Friday, July 30, 2010

Business rules and rules engines, oh my

This is a bit of a meandering post, thoughts and ideas that I put down with regards to our use of a rules engine within the environment. For the past five years I was involved in initially using and later promoting the use of a third-party rules engine within the company that I am at (I became the rules ‘evangelist’ within the company due to the work that was done within the rules environment). The rules engine (no, not one of the open source ones) was not a big name player, however it was flagged as an ‘up and coming’ challenger in the business rules engine space. Unfortunately I am not sure whether one can use the name of the engine, The rules engine provided not only a RETE engine, but also some BRMS capability.

Unfortunately a couple of years ago the company that built the rules engine was bought out by a very large corporate (no, not the one that starts with ‘O’ and ends in ‘racle’. For a change it was another one – think ‘Tree fluid’). As it was a no-no to do business with said big conglomerate, the version of the rules engine has never been updated. However system development and investment in rules technology continued, with – at some stage – a conversion to another rules engine in the making.

So, over the past five years there has been a big learning curve when it comes to the business rules engine space. Before I started at my employer a business rules engine was something one would occasionally read about, where some seemingly lofty promises were made. I’ve played with Drools and Jess and dabbled with expert systems, thought to myself that it is sweet, and there would be some place to use it. But never really saw the need for one. And then I joined my current employer that were ‘using’ a rules engine in a very interesting(*) manner.

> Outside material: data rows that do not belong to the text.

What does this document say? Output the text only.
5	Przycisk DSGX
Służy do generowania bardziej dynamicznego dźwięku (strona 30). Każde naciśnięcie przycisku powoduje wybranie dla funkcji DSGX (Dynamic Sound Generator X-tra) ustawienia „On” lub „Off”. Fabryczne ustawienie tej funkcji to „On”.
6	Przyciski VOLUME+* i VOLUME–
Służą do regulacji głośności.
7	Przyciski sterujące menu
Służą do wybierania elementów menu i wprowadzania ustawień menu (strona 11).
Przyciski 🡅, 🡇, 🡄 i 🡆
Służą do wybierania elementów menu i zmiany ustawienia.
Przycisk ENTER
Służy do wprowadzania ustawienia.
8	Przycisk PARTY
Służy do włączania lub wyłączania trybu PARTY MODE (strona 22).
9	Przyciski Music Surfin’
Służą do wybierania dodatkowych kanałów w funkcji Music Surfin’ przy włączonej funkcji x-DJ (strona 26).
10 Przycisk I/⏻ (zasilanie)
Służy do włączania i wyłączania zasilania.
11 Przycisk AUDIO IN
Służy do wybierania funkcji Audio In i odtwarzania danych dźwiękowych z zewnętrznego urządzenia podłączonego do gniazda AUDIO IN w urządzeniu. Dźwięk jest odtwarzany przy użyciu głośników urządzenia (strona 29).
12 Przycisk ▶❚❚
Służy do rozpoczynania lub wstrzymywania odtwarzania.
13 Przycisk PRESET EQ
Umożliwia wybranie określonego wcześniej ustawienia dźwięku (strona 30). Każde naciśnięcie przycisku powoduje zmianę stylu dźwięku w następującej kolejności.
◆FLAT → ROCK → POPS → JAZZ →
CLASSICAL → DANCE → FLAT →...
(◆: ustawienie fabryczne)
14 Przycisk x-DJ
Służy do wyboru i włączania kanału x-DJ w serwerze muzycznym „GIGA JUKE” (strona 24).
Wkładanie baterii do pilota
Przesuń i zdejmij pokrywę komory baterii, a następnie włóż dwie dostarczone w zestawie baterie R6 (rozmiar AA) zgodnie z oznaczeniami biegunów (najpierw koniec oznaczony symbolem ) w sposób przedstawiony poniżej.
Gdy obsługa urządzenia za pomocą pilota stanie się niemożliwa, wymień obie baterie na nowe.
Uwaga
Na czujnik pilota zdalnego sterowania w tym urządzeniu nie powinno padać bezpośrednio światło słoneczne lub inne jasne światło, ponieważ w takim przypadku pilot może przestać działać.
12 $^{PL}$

Rules were developed in Java code – originally in neatly segmented rules classes but with copy / paste sickness came a spread of the rules all through the code base. Some (yes, only some) of the rules were called from the rules engine as it could invoke methods on Java classes supplied to it. We thus had a system where a third party rules engine was called, and that immediately called out back to the very application that called it to execute logic and return the outcome back to the rules engine. The outcome would then be returned to the calling application that calculated it in the very first place… Yes, this did not make sense at all. Just because the rules engine that was being used could integrate nicely into a Java environment and execute Java code, does not mean that one should abuse it like this – there was no clear separation of concern, no use of the power of RETE.

As architect I faced a choice – either get rid of the rules engine, the superfluous calls to it, or use it properly. A project was identified to try out the rules technology and see whether it can assist us. The outcome of this was an embracing of the rules engine as a concept and after five years the rules engine has become a cornerstone of the architecture of the system. And no, rules are not simply ‘shells’ over Java code, a couple of simple standards have been instituted to combat this and to help us with our use of the rules engine.

What standards were introduced?
  • Minimise the calling of pure Java code within the rules engine. Unfortunately we couldn’t get away completely from the ‘do not call Java code in the rules engine’ approach. However we try to keep it to a minimum, limiting it to convenience methods in order to make it easier to obtain data. What is not allowed though is – for example – manipulation of flows, saving (or retrieving) of data within a rule. The question that should arise out of this is how were the rules used then, if business requires a rule to direct information to a specific group? This leads to the next point…
  • Rules determine outcomes only, it does not do more. The rules engine is one of the components of the system, and how could we facilitate communication between components, yet ensure that components do not necessarily know of each other, but can communicate with each other. What we did on the rules side is that the rules will define outcomes where an outcome has a unique identifier. The identifier is a grouping code that can then be used by other components as an input that they will react to. This allowed us to separate the business rules and the effect (outcome) of the business rules from the actual components that will react to and do the hard work. It also means that if there is a requirement change (send out information to a different target for example) that an outcome can be either added, removed or the unique identifier changed.
  • Use of decision tables. Way back in the past rules engines used only the RETE algorithm, and if…then… rules were the mainstay. Most of the rules engines these days implement decision tables in one form or another. What makes them particularly attractive in our environment was the integration with Excel – a tool that a business user understands. We ‘trained’ some of our business users to define rules in an Excel spreadsheet that would allow us to import into and export from the business rules engine.
  • Use of Flow rules. Another new addition, and something which appealed to the modeler in me. Using flow rules allowed us to model graphically flows and the order in which rulesets are to be called. After a meeting with the architects of the rules engine company, we also started using flow rulesets as the entry point to all our rules projects – thus allowing for internal changes to rulesets to be shielded from the outside world (in this case other components in the system). Thus we could change ruleset names without affecting our calling code.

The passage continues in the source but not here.